Some of the fruits that are used include seedless grapes, mulberries, strawberries and other berries, bergamot, apricots, quinces, apples, pears, sour and sweet cherries, oranges, kumquats, lemons, grapefruit, tangerines, pomegranates, figs, prunes, etc. Even soft fruit like melon or watermelon can be thus prepared, although retaining a relatively firm texture is challenging. Other varieties include green, unripe walnuts, pistachios, hazelnuts, and other nuts, or even flower petals like rose. Many fruits or parts of fruits that are normally inedible, such as the various citrus peels and blossoms, or sliced citrus fruits with their peel intact, can be made into sweet, flavorful preserves, as can some vegetables such as baby eggplants or cherry tomatoes. A well-made spoon sweet retains the original shape, color, aroma and taste of the fruit. In Syria, eggplant, unripe or green walnut and pumpkin jams are offered to guests, especially during winter.

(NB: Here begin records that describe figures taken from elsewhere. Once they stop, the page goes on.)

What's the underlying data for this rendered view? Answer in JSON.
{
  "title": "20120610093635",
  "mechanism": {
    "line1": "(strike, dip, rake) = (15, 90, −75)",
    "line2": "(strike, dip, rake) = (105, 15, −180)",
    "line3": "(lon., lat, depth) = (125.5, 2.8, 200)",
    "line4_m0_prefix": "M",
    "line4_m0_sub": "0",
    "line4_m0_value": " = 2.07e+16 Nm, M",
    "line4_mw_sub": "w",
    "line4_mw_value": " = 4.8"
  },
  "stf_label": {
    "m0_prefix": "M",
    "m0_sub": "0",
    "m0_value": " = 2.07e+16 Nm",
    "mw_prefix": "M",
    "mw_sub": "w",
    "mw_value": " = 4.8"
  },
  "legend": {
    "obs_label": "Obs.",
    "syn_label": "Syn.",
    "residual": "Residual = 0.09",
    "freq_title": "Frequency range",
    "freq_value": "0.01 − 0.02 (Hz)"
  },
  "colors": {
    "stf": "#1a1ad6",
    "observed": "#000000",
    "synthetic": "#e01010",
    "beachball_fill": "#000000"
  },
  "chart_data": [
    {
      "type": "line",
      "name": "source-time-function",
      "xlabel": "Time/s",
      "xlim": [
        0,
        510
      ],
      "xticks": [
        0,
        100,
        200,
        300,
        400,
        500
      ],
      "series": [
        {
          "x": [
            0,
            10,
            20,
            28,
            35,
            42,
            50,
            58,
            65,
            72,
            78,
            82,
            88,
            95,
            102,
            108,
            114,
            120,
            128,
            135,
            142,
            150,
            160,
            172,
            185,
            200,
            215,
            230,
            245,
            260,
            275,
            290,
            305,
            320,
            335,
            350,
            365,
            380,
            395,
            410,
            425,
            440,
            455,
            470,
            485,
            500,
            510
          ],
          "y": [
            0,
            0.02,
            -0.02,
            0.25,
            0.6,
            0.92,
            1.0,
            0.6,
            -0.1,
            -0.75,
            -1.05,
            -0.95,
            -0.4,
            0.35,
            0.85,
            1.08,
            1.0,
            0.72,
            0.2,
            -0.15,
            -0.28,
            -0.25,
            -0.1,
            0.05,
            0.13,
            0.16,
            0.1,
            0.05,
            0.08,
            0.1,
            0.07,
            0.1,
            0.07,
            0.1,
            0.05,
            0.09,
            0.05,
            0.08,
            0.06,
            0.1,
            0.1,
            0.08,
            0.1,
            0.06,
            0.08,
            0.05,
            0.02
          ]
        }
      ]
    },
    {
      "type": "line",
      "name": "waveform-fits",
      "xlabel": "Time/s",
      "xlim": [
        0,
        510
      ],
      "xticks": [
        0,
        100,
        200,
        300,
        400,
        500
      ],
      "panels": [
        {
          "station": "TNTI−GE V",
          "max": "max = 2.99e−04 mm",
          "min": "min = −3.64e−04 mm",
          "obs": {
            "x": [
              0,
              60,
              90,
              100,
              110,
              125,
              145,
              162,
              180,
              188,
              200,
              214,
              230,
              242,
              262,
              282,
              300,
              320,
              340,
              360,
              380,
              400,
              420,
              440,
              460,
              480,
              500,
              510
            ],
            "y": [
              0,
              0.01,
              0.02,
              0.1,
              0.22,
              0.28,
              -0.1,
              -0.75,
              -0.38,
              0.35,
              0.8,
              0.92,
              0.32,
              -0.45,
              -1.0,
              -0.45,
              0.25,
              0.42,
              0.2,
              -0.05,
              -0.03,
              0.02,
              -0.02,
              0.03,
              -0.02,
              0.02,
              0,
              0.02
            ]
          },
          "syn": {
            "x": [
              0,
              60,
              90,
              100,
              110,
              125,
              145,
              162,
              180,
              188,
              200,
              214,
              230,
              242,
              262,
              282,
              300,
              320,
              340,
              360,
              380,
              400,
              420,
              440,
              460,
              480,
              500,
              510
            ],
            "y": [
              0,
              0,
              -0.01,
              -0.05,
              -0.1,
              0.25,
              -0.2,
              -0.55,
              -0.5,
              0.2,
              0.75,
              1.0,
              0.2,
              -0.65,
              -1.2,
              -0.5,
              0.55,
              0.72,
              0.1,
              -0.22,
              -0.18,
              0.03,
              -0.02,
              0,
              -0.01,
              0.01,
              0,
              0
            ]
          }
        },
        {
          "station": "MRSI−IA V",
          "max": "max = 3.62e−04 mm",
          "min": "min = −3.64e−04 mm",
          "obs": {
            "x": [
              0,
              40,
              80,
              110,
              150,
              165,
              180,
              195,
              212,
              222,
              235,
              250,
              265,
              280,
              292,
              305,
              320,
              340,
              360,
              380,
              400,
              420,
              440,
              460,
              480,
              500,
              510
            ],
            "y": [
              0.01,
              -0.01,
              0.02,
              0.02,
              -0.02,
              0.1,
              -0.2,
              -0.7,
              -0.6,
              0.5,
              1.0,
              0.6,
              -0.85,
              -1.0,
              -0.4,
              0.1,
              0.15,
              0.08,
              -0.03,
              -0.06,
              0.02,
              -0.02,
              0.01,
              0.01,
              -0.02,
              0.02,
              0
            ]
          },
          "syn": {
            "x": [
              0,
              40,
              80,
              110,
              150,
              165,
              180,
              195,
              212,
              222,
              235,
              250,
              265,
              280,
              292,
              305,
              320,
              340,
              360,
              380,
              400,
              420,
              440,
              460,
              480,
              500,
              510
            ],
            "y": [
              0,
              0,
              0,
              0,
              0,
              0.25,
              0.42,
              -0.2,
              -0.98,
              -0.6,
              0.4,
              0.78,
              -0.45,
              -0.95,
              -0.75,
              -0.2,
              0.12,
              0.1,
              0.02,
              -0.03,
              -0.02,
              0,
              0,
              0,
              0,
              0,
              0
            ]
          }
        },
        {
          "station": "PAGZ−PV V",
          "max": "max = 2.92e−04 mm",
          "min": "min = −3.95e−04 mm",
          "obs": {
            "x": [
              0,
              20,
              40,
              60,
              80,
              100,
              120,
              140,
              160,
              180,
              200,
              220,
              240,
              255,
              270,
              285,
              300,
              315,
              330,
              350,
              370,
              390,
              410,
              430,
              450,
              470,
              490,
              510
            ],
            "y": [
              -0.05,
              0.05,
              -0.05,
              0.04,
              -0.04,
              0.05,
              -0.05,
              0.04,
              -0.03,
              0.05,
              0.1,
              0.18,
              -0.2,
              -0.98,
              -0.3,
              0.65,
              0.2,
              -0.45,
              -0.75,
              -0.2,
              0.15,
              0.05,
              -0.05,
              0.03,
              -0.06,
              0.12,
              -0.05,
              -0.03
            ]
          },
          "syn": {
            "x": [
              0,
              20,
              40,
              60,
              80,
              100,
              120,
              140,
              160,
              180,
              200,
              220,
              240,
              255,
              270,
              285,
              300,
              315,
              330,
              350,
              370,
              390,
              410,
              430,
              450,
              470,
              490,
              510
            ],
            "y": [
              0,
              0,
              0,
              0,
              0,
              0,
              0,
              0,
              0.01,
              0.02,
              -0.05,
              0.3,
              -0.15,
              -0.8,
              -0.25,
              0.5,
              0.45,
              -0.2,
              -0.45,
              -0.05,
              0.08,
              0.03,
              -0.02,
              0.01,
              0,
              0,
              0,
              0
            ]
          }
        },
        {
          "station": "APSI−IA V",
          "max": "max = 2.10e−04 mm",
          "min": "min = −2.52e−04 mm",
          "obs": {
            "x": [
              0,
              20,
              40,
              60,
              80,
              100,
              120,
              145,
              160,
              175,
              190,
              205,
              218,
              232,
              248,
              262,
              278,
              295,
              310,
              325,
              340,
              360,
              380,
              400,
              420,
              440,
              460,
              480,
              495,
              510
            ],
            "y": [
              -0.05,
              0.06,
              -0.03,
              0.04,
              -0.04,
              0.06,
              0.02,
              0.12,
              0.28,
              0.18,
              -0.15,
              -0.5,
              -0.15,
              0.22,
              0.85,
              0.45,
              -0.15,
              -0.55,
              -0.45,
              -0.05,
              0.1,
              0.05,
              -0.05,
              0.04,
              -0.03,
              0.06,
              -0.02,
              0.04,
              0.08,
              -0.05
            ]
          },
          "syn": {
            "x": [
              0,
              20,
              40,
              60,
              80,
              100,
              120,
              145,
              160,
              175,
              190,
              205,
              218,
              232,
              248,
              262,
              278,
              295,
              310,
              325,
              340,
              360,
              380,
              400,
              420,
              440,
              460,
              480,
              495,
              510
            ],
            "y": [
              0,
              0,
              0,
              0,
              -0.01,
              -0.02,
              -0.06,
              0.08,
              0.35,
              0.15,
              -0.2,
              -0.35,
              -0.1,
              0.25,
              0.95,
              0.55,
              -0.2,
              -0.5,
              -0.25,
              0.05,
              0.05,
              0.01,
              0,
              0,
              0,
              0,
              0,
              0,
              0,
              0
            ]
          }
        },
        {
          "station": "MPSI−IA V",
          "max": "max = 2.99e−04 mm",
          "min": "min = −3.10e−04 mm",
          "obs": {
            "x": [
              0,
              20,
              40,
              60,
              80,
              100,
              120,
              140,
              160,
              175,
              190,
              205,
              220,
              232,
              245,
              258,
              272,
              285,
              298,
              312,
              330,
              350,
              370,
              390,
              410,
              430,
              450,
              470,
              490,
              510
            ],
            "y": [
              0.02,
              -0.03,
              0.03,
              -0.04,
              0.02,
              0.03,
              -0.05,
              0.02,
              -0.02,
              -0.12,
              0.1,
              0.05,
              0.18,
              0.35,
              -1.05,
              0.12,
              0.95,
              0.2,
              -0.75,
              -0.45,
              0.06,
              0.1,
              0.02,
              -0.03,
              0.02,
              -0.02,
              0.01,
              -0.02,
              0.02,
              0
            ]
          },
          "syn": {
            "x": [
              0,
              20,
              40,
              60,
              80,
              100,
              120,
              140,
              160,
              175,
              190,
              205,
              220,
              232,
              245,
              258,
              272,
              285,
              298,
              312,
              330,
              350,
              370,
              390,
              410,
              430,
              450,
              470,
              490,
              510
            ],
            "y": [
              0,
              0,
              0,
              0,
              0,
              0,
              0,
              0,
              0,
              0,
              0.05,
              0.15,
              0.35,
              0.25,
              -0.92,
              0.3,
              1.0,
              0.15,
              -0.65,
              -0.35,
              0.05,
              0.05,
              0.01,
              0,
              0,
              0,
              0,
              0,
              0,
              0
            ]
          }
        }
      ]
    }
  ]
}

Spoon sweets are usually offered to guests served by the teaspoon in a small porcelain or crystal glass dish or bowl, with coffee or tea and cold water. Most of the time they are homemade, but they can also be found in most supermarkets; these are more likely to be made with glucose syrup rather than sugar, for reasons of cost and ease of preparation.
They can be used as ice cream or yogurt toppings, or in the Western way as a spread on toast for breakfast. Spoon sweets are commonly eaten alone or with cheese.